Article ID: | iaor1994985 |
Country: | Austria |
Volume: | 1993 (Aug), 3-7045-122-0, 23 pp., 7.00, RR-93 |
Start Page Number: | 194 |
End Page Number: | 214 |
Publication Date: | Jun 1992 |
Journal: | IIASA Reports |
Authors: | Keyfitz Nathan |
Keywords: | world affairs |
Policy on population and environment in the United States and abroad has been vacillating, unsure of its course; it would be more decisive if the several disciplines could agree on the nature of the problems and their urgency. The two disciplines principally concerned are biology and economics, and the contribution of this report is to identify eight of the many axes or directions on which the methods and traditions of the two are different. For example, the first of the axes runs between contingency and orderly progress, with biology tending to seek out the former and economics the latter; thus biologists can more easily comprehend catastrophes, such as the demise of the dinosaurs or widespread desertification.
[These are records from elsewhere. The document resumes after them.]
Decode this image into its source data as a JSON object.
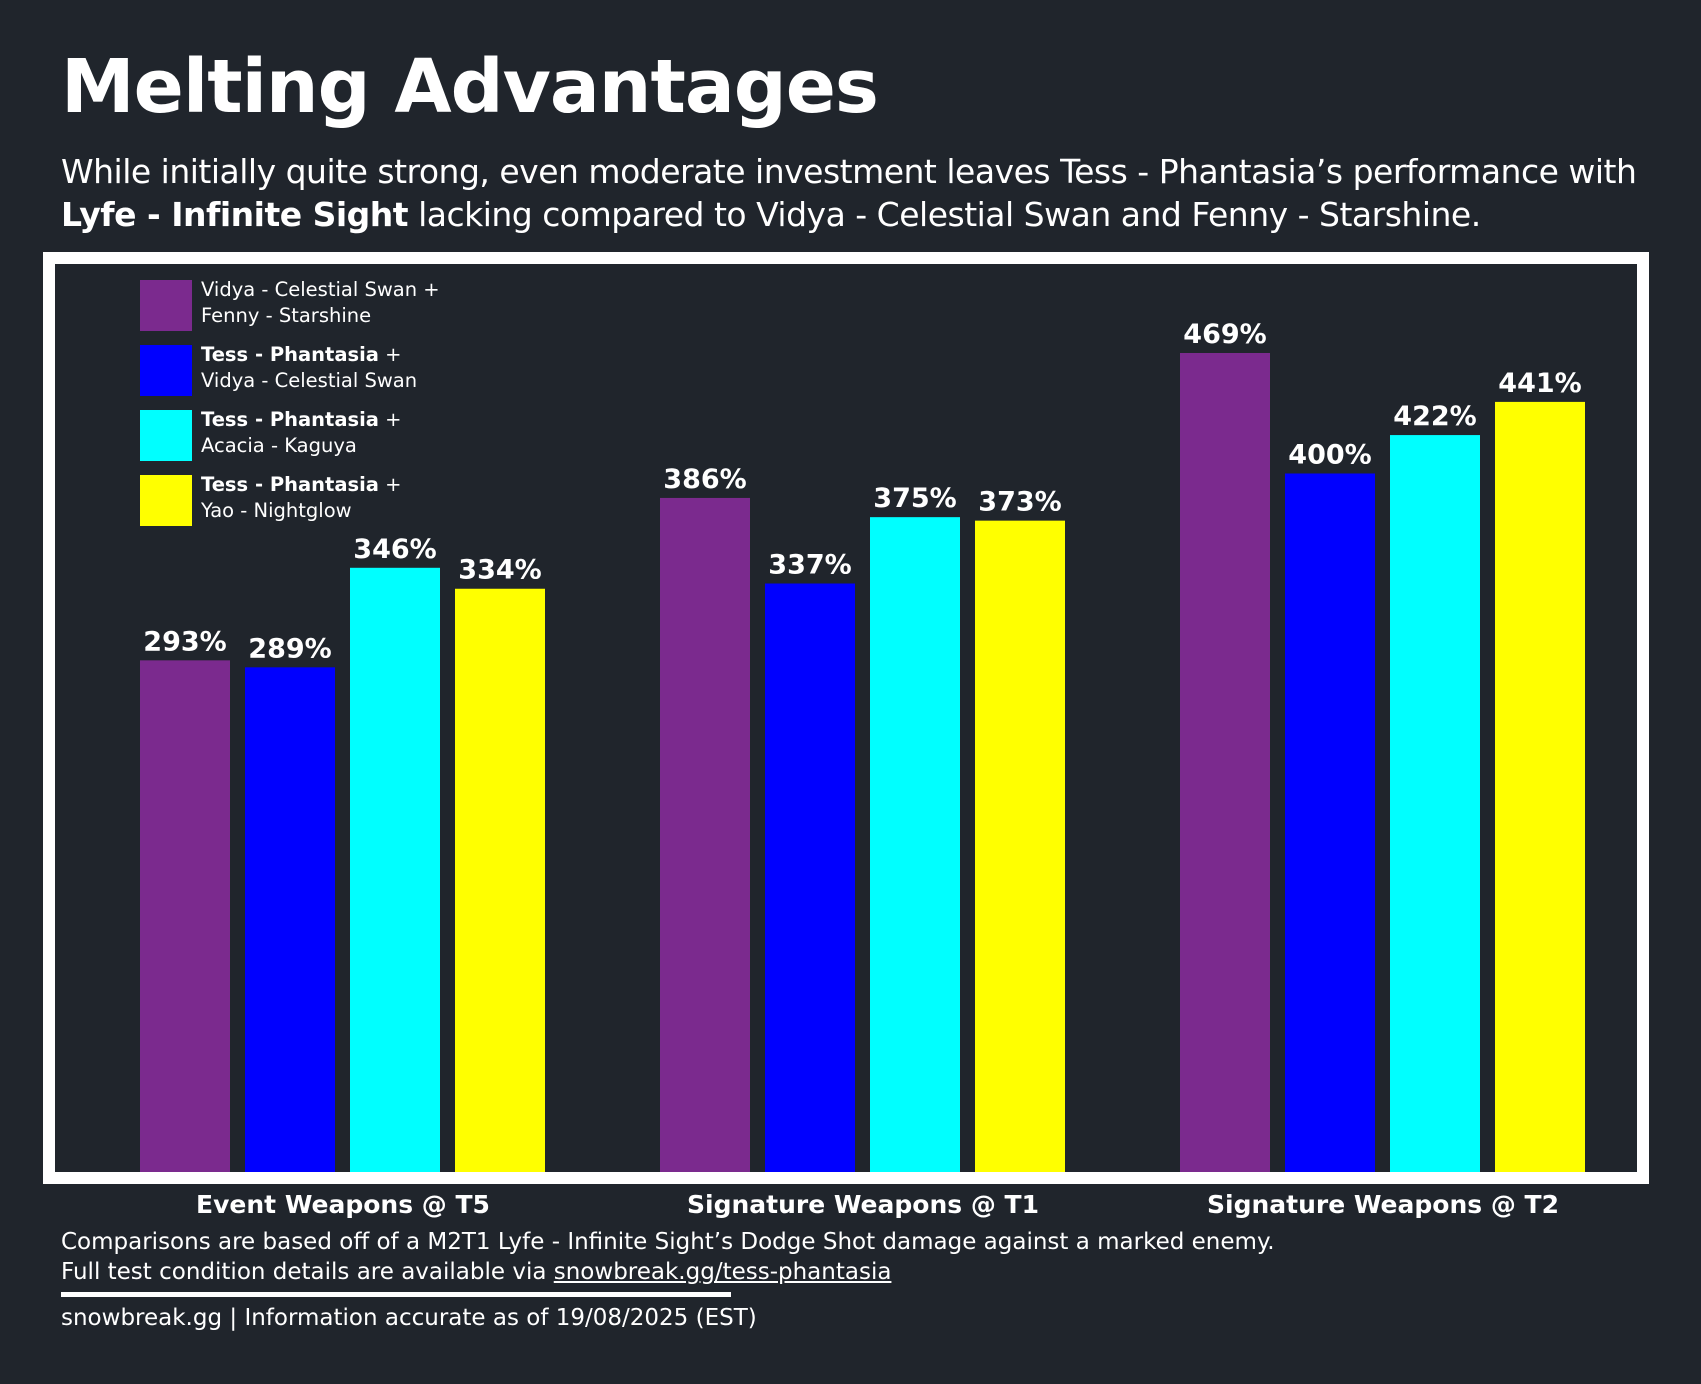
{
  "title": "Melting Advantages",
  "subtitle": {
    "line1": "While initially quite strong, even moderate investment leaves Tess - Phantasia’s performance with",
    "line2_bold": "Lyfe - Infinite Sight",
    "line2_rest": " lacking compared to Vidya - Celestial Swan and Fenny - Starshine."
  },
  "chart_data": {
    "type": "bar",
    "categories": [
      "Event Weapons @ T5",
      "Signature Weapons @ T1",
      "Signature Weapons @ T2"
    ],
    "series": [
      {
        "name": "Vidya - Celestial Swan + Fenny - Starshine",
        "color": "#7b2a8e",
        "values": [
          293,
          386,
          469
        ],
        "labels": [
          "293%",
          "386%",
          "469%"
        ]
      },
      {
        "name": "Tess - Phantasia + Vidya - Celestial Swan",
        "color": "#0000ff",
        "values": [
          289,
          337,
          400
        ],
        "labels": [
          "289%",
          "337%",
          "400%"
        ]
      },
      {
        "name": "Tess - Phantasia + Acacia - Kaguya",
        "color": "#00ffff",
        "values": [
          346,
          375,
          422
        ],
        "labels": [
          "346%",
          "375%",
          "422%"
        ]
      },
      {
        "name": "Tess - Phantasia + Yao - Nightglow",
        "color": "#ffff00",
        "values": [
          334,
          373,
          441
        ],
        "labels": [
          "334%",
          "373%",
          "441%"
        ]
      }
    ],
    "unit": "%",
    "ylim": [
      0,
      480
    ],
    "grid": false,
    "legend_position": "top-left"
  },
  "legend": [
    {
      "bold": "",
      "line1": "Vidya - Celestial Swan +",
      "line2": "Fenny - Starshine",
      "color": "#7b2a8e"
    },
    {
      "bold": "Tess - Phantasia",
      "line1": " +",
      "line2": "Vidya - Celestial Swan",
      "color": "#0000ff"
    },
    {
      "bold": "Tess - Phantasia",
      "line1": " +",
      "line2": "Acacia - Kaguya",
      "color": "#00ffff"
    },
    {
      "bold": "Tess - Phantasia",
      "line1": " +",
      "line2": "Yao - Nightglow",
      "color": "#ffff00"
    }
  ],
  "footer": {
    "note_line1": "Comparisons are based off of a M2T1 Lyfe - Infinite Sight’s Dodge Shot damage against a marked enemy.",
    "note_line2_prefix": "Full test condition details are available via ",
    "note_link": "snowbreak.gg/tess-phantasia",
    "credit": "snowbreak.gg | Information accurate as of 19/08/2025 (EST)"
  }
}
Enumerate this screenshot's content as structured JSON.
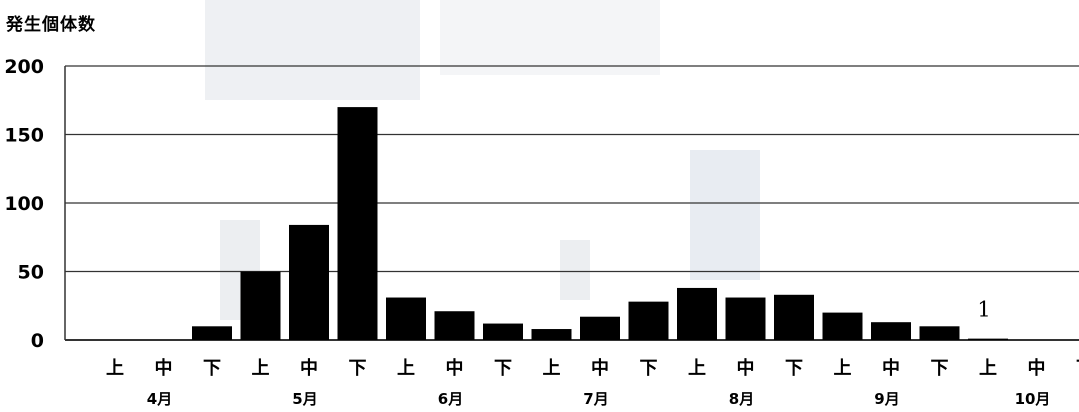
{
  "chart_data": {
    "type": "bar",
    "title": "発生個体数",
    "ylim": [
      0,
      200
    ],
    "yticks": [
      "0",
      "50",
      "100",
      "150",
      "200"
    ],
    "grid": true,
    "legend": "none",
    "bar_color": "#000000",
    "categories": [
      "上",
      "中",
      "下",
      "上",
      "中",
      "下",
      "上",
      "中",
      "下",
      "上",
      "中",
      "下",
      "上",
      "中",
      "下",
      "上",
      "中",
      "下",
      "上",
      "中",
      "下"
    ],
    "months": [
      "4月",
      "5月",
      "6月",
      "7月",
      "8月",
      "9月",
      "10月"
    ],
    "values": [
      0,
      0,
      10,
      50,
      84,
      170,
      31,
      21,
      12,
      8,
      17,
      28,
      38,
      31,
      33,
      20,
      13,
      10,
      1,
      0,
      0
    ],
    "annotations": [
      {
        "category_index": 18,
        "text": "1"
      }
    ]
  }
}
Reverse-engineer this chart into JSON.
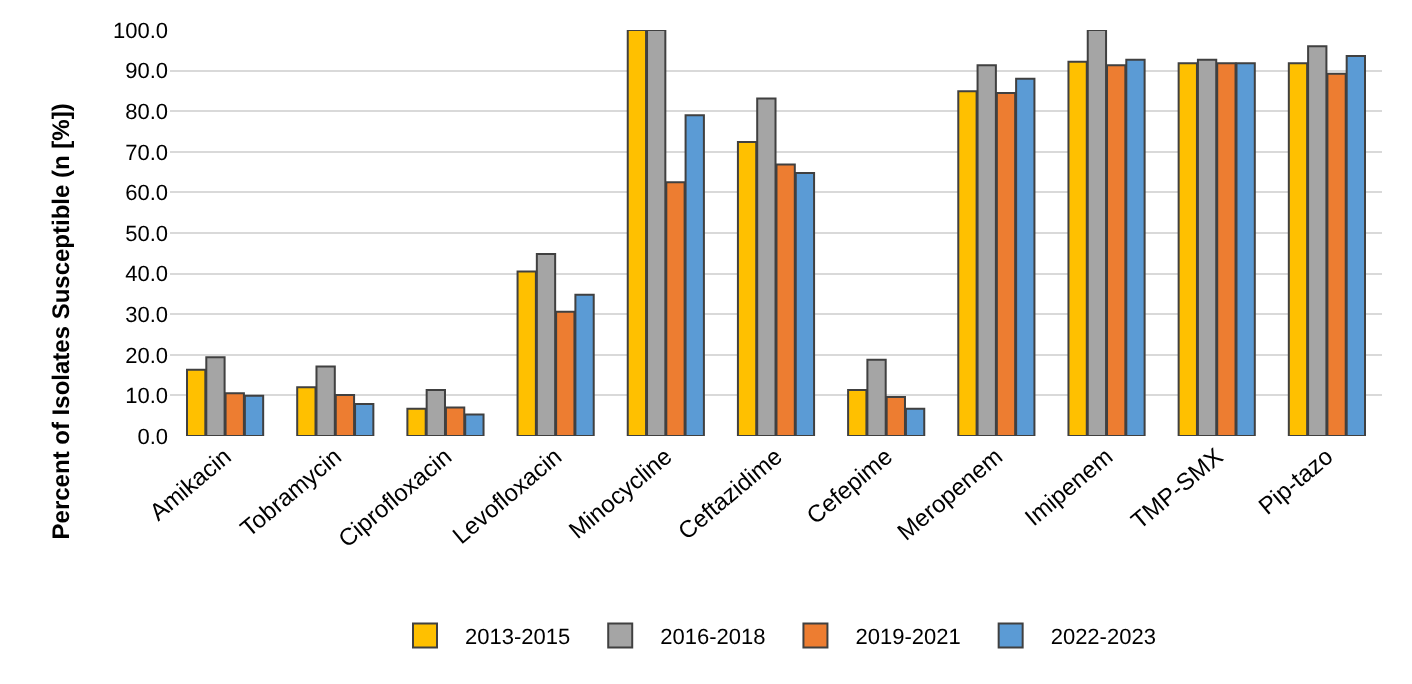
{
  "chart_data": {
    "type": "bar",
    "ylabel": "Percent of Isolates Susceptible (n [%])",
    "categories": [
      "Amikacin",
      "Tobramycin",
      "Ciprofloxacin",
      "Levofloxacin",
      "Minocycline",
      "Ceftazidime",
      "Cefepime",
      "Meropenem",
      "Imipenem",
      "TMP-SMX",
      "Pip-tazo"
    ],
    "series": [
      {
        "name": "2013-2015",
        "color": "#ffc000",
        "values": [
          16.3,
          12.0,
          6.7,
          40.5,
          100,
          72.4,
          11.3,
          84.9,
          92.2,
          91.8,
          91.8
        ]
      },
      {
        "name": "2016-2018",
        "color": "#a5a5a5",
        "values": [
          19.4,
          17.1,
          11.3,
          44.8,
          100,
          83.1,
          18.8,
          91.3,
          100,
          92.7,
          96.0
        ]
      },
      {
        "name": "2019-2021",
        "color": "#ed7d31",
        "values": [
          10.5,
          10.1,
          7.0,
          30.6,
          62.5,
          66.9,
          9.6,
          84.5,
          91.3,
          91.8,
          89.2
        ]
      },
      {
        "name": "2022-2023",
        "color": "#5b9bd5",
        "values": [
          9.9,
          7.9,
          5.3,
          34.8,
          79.0,
          64.8,
          6.7,
          88.0,
          92.7,
          91.8,
          93.6
        ]
      }
    ],
    "ylim": [
      0,
      100
    ],
    "yticks": [
      {
        "value": 0,
        "label": "0.0"
      },
      {
        "value": 10,
        "label": "10.0"
      },
      {
        "value": 20,
        "label": "20.0"
      },
      {
        "value": 30,
        "label": "30.0"
      },
      {
        "value": 40,
        "label": "40.0"
      },
      {
        "value": 50,
        "label": "50.0"
      },
      {
        "value": 60,
        "label": "60.0"
      },
      {
        "value": 70,
        "label": "70.0"
      },
      {
        "value": 80,
        "label": "80.0"
      },
      {
        "value": 90,
        "label": "90.0"
      },
      {
        "value": 100,
        "label": "100.0"
      }
    ],
    "grid": "y",
    "legend": "bottom"
  }
}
The third axis concerns indefinite market-driven substitutability, seen by economists as resulting from scientific discovery; natural scientists, including biologists, whose discoveries make possible the substitutions are skeptical. Axis 7 results from the fact that economics concentrates on goods that are on the market, and so deals with a truncated part of the commodity cycle, while ecology aims at the whole; because goods disappear from economic statistics once they pass into the hands of consumers many of their ecological effects are invisible. It is believed that from similar further study of the two disciplines a common set of policy recommendations will ultimately emerge.